Study co-author Robert D. Arnold, an assistant professor in the University of Georgia College of Pharmacy, said the mice suffered fewer side effects compared with traditional cancer treatment relying on heavy doses that can cause hair and bone loss.
Chemotherapy given repeatedly in small portions -- metronomic dosing -- is not new, but dosing appears to alter the cellular activity of the drug topotecan, Arnold said.
The finding, published in the journal Cancer Biology and Therapy, suggests metronomic dosing of topotecan can reduce prostate cancer growth at drug concentrations far below those that can be toxic to healthy cells in the body.
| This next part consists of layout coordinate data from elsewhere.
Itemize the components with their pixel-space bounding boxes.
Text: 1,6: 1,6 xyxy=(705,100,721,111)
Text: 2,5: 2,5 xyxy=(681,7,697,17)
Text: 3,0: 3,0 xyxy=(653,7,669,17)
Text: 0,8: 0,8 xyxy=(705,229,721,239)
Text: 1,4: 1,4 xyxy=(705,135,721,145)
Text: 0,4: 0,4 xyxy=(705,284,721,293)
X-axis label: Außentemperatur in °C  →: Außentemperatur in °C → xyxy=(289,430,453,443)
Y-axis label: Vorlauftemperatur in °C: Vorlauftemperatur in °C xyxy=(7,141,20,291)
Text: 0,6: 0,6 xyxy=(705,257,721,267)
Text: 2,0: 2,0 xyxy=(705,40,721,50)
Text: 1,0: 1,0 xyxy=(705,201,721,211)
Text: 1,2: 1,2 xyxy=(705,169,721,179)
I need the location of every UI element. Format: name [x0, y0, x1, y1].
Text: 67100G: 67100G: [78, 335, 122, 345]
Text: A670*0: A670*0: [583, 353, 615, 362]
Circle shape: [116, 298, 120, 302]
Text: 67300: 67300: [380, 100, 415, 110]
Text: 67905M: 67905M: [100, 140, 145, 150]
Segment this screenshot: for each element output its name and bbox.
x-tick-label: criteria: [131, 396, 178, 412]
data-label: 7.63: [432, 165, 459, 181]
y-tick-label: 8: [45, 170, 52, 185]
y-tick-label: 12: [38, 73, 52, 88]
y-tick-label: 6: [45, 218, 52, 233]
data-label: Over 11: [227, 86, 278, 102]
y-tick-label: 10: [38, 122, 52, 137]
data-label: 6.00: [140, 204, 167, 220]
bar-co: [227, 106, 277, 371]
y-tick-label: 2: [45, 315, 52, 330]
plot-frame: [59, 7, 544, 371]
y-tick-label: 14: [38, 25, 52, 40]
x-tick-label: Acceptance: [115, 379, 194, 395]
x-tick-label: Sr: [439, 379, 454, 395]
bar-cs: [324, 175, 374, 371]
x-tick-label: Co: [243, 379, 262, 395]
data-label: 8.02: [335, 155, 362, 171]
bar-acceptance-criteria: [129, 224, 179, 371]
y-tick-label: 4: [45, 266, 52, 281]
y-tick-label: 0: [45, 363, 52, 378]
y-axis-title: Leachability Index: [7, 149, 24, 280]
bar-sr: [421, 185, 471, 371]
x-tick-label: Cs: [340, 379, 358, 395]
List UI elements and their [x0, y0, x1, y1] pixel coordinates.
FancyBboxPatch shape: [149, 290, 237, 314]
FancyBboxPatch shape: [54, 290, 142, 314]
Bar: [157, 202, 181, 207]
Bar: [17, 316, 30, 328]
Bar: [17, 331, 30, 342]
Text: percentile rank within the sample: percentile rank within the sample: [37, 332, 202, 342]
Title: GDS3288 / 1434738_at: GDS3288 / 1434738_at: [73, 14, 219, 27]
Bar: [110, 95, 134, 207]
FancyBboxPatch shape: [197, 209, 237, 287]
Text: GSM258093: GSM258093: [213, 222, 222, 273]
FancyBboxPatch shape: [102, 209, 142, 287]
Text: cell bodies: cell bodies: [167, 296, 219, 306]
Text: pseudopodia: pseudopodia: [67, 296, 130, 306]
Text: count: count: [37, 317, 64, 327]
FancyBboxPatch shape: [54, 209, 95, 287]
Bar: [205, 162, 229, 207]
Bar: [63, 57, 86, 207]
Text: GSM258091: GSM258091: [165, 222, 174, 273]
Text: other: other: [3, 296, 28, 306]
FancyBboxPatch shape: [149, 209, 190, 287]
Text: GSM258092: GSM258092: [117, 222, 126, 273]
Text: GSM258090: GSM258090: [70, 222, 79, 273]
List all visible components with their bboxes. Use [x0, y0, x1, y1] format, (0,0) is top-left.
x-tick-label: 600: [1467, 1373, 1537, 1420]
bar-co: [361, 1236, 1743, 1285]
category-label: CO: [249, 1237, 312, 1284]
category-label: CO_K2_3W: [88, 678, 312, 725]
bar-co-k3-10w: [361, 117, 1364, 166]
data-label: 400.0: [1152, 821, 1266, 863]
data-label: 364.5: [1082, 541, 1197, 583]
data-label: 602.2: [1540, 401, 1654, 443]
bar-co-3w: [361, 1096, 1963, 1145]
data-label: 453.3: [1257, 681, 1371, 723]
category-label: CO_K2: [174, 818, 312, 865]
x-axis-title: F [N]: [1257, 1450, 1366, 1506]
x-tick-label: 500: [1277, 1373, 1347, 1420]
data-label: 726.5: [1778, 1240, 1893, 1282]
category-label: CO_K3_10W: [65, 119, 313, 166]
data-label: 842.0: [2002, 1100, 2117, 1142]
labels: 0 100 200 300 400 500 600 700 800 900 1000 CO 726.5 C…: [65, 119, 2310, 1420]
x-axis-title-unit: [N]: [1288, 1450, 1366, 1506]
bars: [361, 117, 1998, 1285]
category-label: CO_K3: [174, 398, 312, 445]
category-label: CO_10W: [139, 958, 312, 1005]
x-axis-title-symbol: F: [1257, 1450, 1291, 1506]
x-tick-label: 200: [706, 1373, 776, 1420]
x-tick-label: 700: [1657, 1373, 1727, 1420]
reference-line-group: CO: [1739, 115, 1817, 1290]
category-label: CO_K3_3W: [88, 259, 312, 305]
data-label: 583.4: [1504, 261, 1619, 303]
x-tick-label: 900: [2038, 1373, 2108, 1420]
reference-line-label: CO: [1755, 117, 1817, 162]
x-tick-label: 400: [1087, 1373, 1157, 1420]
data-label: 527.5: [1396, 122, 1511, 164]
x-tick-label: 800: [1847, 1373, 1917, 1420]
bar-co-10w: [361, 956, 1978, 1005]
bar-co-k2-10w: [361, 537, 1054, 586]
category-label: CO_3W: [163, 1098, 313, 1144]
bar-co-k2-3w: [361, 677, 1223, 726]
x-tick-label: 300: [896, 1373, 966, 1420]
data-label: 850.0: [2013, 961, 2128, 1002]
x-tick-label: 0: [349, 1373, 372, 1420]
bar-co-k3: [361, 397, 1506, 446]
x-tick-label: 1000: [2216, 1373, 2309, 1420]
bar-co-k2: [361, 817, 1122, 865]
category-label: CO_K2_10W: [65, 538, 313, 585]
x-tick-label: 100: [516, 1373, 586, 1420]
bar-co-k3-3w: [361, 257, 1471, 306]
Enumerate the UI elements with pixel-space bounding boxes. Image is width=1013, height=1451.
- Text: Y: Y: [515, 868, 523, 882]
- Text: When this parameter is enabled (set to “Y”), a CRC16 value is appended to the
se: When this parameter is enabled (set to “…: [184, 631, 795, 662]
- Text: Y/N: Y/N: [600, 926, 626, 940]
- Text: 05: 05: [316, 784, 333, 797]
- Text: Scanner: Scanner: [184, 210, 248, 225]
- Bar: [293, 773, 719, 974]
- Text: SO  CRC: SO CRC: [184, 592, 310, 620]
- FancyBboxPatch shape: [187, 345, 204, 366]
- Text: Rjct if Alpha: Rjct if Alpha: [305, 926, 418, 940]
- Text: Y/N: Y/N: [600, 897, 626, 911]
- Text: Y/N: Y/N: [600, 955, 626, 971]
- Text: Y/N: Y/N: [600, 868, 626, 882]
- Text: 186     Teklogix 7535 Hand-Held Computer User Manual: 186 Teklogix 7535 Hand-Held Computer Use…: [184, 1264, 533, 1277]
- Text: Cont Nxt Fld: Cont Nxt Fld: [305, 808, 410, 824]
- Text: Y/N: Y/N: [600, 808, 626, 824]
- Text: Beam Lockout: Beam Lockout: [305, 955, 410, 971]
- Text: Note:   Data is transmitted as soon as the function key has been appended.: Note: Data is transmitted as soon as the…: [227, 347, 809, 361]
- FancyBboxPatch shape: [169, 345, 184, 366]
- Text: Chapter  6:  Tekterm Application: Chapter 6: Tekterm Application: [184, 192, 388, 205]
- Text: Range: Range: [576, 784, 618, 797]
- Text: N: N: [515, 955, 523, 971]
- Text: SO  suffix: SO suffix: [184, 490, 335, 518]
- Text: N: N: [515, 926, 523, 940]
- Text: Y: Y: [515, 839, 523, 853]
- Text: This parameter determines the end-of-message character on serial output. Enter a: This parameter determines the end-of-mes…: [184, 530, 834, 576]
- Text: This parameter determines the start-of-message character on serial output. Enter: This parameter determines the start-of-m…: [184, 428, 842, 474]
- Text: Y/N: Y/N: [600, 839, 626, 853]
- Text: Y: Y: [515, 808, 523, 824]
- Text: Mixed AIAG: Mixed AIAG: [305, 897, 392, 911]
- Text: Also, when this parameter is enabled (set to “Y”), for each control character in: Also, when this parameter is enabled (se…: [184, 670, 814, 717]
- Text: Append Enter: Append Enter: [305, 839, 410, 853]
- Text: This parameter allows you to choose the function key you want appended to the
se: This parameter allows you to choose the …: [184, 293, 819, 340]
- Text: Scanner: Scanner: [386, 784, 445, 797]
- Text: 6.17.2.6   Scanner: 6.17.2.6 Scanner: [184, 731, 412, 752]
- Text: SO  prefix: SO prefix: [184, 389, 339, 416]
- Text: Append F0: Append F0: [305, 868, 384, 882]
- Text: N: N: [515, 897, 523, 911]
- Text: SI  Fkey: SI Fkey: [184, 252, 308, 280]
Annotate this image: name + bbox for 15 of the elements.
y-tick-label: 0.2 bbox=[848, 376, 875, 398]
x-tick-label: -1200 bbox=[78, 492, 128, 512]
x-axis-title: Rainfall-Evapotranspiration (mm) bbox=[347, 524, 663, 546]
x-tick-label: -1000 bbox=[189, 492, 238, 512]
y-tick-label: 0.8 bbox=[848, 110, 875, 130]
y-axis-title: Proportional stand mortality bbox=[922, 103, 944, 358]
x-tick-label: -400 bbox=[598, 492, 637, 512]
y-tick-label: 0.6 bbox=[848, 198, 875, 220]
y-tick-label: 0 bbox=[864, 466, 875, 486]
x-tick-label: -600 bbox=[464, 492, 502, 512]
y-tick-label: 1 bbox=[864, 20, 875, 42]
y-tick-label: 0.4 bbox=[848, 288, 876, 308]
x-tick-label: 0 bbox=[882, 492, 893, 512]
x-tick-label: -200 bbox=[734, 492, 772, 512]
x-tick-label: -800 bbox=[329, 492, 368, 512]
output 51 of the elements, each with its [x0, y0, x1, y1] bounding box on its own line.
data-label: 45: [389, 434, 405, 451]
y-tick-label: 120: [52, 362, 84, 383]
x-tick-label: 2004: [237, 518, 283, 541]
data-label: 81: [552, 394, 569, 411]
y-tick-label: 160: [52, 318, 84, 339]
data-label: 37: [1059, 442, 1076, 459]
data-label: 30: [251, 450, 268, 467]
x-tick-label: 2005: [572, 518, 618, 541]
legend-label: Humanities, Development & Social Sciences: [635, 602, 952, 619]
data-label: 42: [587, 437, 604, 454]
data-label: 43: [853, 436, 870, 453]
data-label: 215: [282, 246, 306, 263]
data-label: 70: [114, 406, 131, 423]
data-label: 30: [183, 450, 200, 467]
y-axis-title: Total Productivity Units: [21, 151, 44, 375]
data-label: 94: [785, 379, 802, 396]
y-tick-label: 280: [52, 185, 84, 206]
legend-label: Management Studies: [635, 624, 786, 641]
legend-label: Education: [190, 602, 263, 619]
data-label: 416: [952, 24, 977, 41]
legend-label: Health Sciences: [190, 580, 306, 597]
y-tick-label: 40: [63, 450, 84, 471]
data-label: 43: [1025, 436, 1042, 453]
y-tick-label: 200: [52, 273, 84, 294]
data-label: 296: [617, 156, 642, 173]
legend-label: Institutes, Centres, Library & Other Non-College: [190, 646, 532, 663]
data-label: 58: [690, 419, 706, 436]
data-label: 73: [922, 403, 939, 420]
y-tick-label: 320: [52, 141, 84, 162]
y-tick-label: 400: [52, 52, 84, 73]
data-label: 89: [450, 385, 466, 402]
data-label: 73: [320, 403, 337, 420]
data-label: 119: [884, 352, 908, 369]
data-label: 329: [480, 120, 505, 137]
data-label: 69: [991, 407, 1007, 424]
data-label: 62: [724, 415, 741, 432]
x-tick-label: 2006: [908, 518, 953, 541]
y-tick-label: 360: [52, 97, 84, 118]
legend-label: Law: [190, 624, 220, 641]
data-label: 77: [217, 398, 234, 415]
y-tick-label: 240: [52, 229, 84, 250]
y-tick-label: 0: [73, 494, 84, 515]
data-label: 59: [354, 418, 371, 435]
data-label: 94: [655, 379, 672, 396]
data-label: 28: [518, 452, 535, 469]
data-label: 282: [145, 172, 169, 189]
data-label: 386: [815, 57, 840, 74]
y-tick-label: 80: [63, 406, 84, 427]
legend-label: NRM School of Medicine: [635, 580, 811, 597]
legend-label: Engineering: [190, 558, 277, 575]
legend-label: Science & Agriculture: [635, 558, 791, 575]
"At these lower doses, there isn't enough topotecan to follow a classic cell death pathway," Arnold said in a statement. "Our research suggests that metronomic dosing altered topotecan's behavior."
Topotecan given to patients in large, traditional doses kills cancer cells by deactivating proteins in enzymes necessary for cell growth, Arnold said. By contrast, metronomic dosing of topotecan prevents new blood vessels-which are necessary for growth from forming in the tumor.
Arnold and colleagues discovered topotecan did not change the amount of blood vessels formed (which feed tumor growth), but significantly decreased tumor size and altered genes critical for controlling cell growth.